Day- to- day maintenance for an Aquaponics system is easy and takes little time once you have your system balanced.  You must decide what you are going to feed your fish.  Specialized fish food may be purchased with the correct amount of carbohydrates, fats, vitamins and minerals.  How often you feed your fish is dependent upon your reasoning for growing them.  If you are looking to harvest your fish, you will want to feed them as often as possible. 

Aquaponics.com also recommends hand feeding, as it provides you an ability to interact with your fish and get to know them.  This will help to ensure that you will notice if they start behaving differently. 

When cultivating fast growing plants, frequent planting is required so you will always have a product.  Consider if you want to buy germinated seeds or do so yourself.  Regardless, once the seedling has sprouted, it is time to transplant it to the bed, or Grow Tray.

Take some time every day to look over your system.  You want it to be working properly to ensure your products will be healthy.  Drains should be open and running smoothly.  Your fish should be acting normally, eating and swimming as usual.  Look over your fish and plants for pests or fungus or any open sores.  Purge any area of the plants that are deceased.

Cleaning and Testing

It is  recommended that you purchase a water test kit.  This kit will allow you to personally check the ph balance, assuring the ammonia, nitrite, nitrate, dissolved oxygen, alkalinity and water hardness are at appropriate levels.  It is imperative to your fish that their water maintains a consistent balance and assuring that your fish are healthy will in turn help you to cultivate healthy vegetables.  Remember that you are raising the fish and vegetables to eat and you want to ensure that you and your loved ones are also eating healthy food.

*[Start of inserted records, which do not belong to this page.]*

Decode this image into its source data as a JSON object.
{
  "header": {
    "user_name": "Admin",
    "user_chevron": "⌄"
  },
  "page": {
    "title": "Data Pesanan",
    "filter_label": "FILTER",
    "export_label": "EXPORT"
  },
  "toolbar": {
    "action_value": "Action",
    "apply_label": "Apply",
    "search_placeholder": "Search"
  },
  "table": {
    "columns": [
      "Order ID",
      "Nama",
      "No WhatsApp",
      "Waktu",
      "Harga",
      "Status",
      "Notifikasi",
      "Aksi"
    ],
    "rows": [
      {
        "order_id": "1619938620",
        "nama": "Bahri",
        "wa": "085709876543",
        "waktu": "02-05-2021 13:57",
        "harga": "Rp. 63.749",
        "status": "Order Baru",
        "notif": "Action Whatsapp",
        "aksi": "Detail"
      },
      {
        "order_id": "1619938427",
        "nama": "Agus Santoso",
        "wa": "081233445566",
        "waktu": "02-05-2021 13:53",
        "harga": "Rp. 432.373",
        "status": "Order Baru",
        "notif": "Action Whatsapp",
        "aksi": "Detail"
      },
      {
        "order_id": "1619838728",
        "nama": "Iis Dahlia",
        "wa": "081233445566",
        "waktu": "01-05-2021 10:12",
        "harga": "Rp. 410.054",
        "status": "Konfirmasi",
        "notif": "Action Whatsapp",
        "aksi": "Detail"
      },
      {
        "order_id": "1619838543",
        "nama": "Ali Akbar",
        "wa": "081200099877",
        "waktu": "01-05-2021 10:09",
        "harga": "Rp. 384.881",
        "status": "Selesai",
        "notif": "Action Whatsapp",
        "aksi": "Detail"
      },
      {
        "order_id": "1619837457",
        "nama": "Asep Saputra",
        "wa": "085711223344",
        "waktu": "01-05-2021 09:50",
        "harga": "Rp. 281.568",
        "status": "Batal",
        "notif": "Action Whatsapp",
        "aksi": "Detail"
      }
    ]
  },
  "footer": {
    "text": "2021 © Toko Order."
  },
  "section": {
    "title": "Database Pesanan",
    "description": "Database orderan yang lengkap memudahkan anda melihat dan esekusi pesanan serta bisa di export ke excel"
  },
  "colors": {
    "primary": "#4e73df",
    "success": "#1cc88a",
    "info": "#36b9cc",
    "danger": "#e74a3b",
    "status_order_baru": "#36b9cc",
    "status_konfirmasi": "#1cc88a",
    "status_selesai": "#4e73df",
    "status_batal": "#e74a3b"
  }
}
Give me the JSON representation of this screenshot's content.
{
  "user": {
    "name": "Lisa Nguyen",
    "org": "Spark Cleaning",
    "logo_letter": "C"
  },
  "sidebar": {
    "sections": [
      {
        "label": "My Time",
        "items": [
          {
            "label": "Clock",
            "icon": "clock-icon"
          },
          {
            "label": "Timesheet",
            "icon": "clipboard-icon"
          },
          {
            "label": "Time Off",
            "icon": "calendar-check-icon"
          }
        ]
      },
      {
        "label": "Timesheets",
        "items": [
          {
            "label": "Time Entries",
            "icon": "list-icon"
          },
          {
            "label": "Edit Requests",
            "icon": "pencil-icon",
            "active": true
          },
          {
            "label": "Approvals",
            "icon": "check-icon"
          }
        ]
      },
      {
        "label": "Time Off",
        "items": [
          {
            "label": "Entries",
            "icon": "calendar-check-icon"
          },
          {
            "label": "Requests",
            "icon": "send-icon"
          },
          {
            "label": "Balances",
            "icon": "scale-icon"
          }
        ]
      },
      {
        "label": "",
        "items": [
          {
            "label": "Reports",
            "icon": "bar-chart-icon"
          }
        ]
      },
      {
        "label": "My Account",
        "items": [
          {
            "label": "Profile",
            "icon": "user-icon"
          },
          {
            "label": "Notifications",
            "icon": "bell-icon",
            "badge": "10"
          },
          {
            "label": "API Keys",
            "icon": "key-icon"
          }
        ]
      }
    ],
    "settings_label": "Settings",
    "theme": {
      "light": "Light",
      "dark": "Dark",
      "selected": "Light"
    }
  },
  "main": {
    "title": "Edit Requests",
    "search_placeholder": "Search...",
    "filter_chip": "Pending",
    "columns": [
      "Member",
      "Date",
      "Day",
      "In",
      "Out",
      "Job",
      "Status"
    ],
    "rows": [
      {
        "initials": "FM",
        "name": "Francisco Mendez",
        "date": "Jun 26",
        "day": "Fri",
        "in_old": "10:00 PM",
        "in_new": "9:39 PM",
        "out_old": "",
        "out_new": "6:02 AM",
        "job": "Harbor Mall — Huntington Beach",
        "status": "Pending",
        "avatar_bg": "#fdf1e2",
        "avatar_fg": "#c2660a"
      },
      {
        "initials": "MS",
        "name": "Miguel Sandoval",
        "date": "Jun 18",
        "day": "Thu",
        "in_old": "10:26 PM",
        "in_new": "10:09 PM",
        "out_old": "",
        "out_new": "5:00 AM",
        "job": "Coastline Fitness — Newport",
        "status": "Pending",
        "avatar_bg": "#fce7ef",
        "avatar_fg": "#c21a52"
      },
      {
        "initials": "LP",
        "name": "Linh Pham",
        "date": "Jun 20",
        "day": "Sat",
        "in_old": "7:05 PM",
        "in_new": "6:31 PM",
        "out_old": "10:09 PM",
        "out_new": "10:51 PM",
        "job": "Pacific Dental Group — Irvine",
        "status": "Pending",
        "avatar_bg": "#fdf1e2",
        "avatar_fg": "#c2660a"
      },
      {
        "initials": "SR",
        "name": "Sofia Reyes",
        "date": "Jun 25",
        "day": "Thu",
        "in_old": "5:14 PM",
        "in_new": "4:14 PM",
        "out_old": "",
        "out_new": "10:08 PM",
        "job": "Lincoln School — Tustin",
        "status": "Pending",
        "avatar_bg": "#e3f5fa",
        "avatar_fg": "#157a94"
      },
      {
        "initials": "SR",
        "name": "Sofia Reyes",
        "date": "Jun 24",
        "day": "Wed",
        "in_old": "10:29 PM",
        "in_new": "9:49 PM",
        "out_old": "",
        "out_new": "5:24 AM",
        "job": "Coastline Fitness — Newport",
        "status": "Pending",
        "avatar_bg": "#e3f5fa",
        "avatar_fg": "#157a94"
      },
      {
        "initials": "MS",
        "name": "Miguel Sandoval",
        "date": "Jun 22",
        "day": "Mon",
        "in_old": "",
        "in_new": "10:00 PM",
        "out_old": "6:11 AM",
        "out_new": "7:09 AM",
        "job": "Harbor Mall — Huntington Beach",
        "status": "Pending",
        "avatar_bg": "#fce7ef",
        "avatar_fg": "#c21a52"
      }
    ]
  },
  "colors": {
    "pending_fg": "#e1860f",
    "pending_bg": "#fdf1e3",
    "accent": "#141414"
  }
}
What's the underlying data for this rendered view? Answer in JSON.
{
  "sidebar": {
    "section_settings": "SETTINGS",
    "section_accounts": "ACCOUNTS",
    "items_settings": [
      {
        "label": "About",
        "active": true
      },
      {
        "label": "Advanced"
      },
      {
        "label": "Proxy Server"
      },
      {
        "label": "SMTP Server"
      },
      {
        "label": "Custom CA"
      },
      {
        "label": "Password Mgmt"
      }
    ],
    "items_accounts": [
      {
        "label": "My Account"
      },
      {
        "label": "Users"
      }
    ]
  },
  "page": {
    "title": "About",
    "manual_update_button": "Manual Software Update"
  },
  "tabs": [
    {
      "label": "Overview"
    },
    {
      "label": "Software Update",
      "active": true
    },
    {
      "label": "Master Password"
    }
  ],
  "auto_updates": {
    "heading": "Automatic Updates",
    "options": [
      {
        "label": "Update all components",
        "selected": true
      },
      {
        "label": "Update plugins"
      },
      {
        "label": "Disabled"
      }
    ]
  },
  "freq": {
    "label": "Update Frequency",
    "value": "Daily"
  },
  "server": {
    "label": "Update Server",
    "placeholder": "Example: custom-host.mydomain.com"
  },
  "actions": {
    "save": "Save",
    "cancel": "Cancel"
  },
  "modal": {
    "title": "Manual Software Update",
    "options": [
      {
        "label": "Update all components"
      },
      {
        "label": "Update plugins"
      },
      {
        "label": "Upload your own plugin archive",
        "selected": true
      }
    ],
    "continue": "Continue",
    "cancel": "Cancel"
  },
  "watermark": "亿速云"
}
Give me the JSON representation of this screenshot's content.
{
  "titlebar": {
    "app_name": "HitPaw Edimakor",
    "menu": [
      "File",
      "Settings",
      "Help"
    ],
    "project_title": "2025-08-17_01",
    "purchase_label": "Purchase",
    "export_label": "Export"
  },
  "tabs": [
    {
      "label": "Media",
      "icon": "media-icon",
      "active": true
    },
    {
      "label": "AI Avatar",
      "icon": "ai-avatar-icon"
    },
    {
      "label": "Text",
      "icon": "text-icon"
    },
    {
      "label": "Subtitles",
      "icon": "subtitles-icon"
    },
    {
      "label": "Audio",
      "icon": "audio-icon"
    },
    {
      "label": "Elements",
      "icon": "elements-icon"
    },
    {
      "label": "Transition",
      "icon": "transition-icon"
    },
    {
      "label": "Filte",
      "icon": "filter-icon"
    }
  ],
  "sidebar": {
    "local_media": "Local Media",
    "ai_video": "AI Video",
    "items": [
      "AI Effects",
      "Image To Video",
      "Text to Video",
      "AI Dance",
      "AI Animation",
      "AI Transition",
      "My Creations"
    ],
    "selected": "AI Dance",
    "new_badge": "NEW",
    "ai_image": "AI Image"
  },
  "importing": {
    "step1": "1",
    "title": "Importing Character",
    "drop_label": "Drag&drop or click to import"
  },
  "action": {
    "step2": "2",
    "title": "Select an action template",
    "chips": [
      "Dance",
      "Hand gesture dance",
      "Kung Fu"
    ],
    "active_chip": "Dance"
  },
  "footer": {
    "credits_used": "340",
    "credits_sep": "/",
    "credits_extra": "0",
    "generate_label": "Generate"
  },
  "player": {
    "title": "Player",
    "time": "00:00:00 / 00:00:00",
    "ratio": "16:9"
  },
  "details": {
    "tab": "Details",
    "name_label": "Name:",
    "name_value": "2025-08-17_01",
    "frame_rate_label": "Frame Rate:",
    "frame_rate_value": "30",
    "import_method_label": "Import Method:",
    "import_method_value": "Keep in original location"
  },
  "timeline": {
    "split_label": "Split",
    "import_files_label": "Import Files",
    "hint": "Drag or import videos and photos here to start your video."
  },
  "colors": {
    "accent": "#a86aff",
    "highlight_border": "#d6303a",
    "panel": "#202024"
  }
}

Keep your system clean.  By closely monitoring the tank, filters, drain and pH levels, you are helping your fish and plants to thrive.  Being aware of any issues will also ensure that you are capturing any problems early and will lead to less loss of production.

Remember: no one is too old or too inexperienced to start their own aquaponics system. If the desire to be self-sufficient is there and you have the passion to get things done, aquaponics is definitely right for you!  

With a little research and information, you will soon become a successful Aquaponics specialist.  Do not hesitate to connect with others.  This is not a new technology; however it does continue to grow and become easier to start and maintain.  If you have ever had a fish aquarium and found it to be both relaxing and invigorating, this may be for you.  If you have plants throughout your home and you enjoy watching them grow and blossom, you can do this!